Lyssandre se pinça les lèvres. Lorsque sa tante s'était glissée à l'intérieur, sans un bruit, d'une discrétion presque dangereuse, elle avait été due étouffer sa surprise. L'espace d'un instant, elle aurait presque cru que son frère était revenu d'entre les morts pour s'affairer à sa tâche une ultime fois. Pas que son fils lui ressemble, mais elle n'en avait pas espéré tant pour un premier jour de règne, surtout après la récalcitrance acharnée qu'avait présenté Lyssandre. Celui-ci tenait davantage de sa mère et Calypso s'en fit la réflexion avec une pointe de nostalgie. Mélissandre avait disparu trop tôt et tous l'avaient oubliée au profit de la nouvelle épouse du roi, Elénaure de Lanceny. Lyssandre en était son reflet parfait, cette grâce délicate avait jadis appartenu à sa mère, tout comme cette beauté rare, princière, cette finesse et cette émouvante fragilité. Le jeune roi avait également hérité de ses traits féminins, de ses cheveux d'un blond lumineux et de son teint pâle, laiteux, semblable à une perle de nacre.
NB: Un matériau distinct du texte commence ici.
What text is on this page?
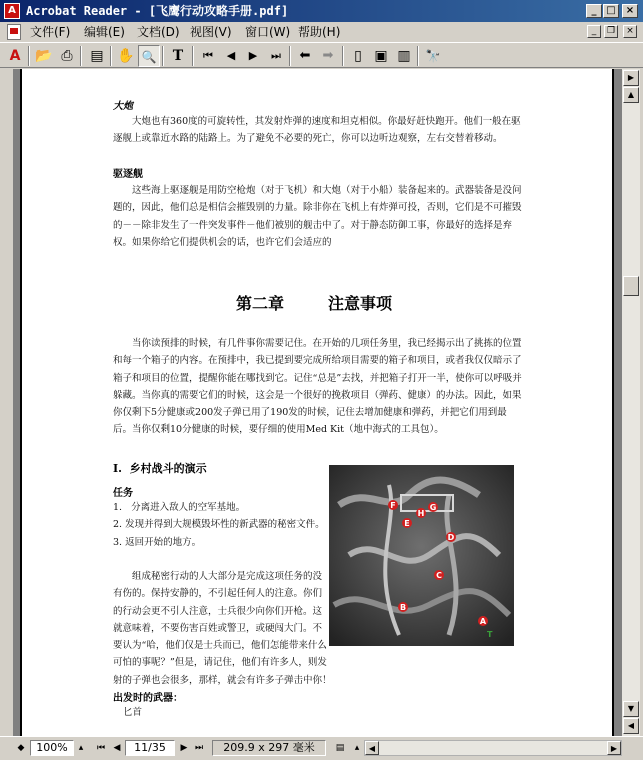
A Acrobat Reader - [飞鹰行动攻略手册.pdf]	_ □	×
文件(F) 编辑(E) 文档(D) 视图(V) 窗口(W) 帮助(H)	_	❐	×
A	📂 ⎙	▤ ✋ 🔍	T	⏮	◀	▶	⏭	⬅ ➡	▯ ▣ ▥	🔭
大炮

大炮也有360度的可旋转性，其发射炸弹的速度和坦克相似。你最好赶快跑开。他们一般在驱逐舰上或靠近水路的陆路上。为了避免不必要的死亡，你可以边听边观察，左右交替着移动。

驱逐舰

这些海上驱逐舰是用防空枪炮（对于飞机）和大炮（对于小船）装备起来的。武器装备是没问题的，因此，他们总是相信会摧毁别的力量。除非你在飞机上有炸弹可投，否则，它们是不可摧毁的－－除非发生了一件突发事件－他们被别的舰击中了。对于静态防御工事，你最好的选择是弃权。如果你给它们提供机会的话，也许它们会适应的

第二章	注意事项

当你读预排的时候，有几件事你需要记住。在开始的几项任务里，我已经揭示出了挑拣的位置和每一个箱子的内容。在预排中，我已提到要完成所给项目需要的箱子和项目，或者我仅仅暗示了箱子和项目的位置，提醒你能在哪找到它。记住“总是”去找，并把箱子打开一半，使你可以呼吸并躲藏。当你真的需要它们的时候，这会是一个很好的挽救项目（弹药、健康）的办法。因此，如果你仅剩下5分健康或200发子弹已用了190发的时候，记住去增加健康和弹药，并把它们用到最后。当你仅剩10分健康的时候，要仔细的使用Med Kit（地中海式的工具包）。

I.  乡村战斗的演示
任务
1.   分离进入敌人的空军基地。
2. 发现并得到大规模毁坏性的新武器的秘密文件。
3. 返回开始的地方。

组成秘密行动的人大部分是完成这项任务的没有伤的。保持安静的，不引起任何人的注意。你们的行动会更不引人注意，士兵很少向你们开枪。这就意味着，不要伤害百姓或警卫，或硬闯大门。不要认为“哈，他们仅是士兵而已，他们怎能带来什么可怕的事呢？”但是，请记住，他们有许多人，则发射的子弹也会很多，那样，就会有许多子弹击中你！

F
H
G
E
D
C
B
A
T
出发时的武器：
匕首
▶
▲
▼
◀
◆	100%	▴	⏮ ◀	11/35	▶ ⏭	209.9 x 297 毫米	▤	▴	◀	▶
Chaque fois que Calypso posait ses yeux sur lui, elle revoyait cette femme et l'amour maternel qu'elle n'avait jamais pu donner à son dernier fils.

— Je suis navré aussi que vous ayez eu à vous occuper des affaires du Royaume à ma place. Vous avez ma parole que cela ne se reproduira plus, je... j'étais simplement démuni.

— Tu l'es toujours.

L'expression de Lyssandre se défit et Calypso ajouta au portrait de celui-ci la fragilité émotionnelle, cette humanité si précieuse, que Mélissandre avait détenue. Conquérant la pièce d'un pas sûr, elle qui n'avait jamais hésité à y pénétrer même lorsque Soann demandait à ne pas être dérangé, Calypso rejoignit le bureau pour ajouter :

— Je m'inquiéterais si tu ne l'étais. Ne t'excuse pas de te reposer sur nous. Ton père ne s'en vantait sans doute pas, mais il se trouve que mon aide a pu lui être précieuse jadis. Tu n'es pas seul, quoi que tu penses. Tu as des ministres, des vipères pour la majorité, ton père n'était pas réputé pour ses fréquentations à mon humble avis, mais ils t'aideront. Alzar me paraît tout désigné, surtout s'il est question de la boucherie qui tenait tant à cœur à mon cher frère.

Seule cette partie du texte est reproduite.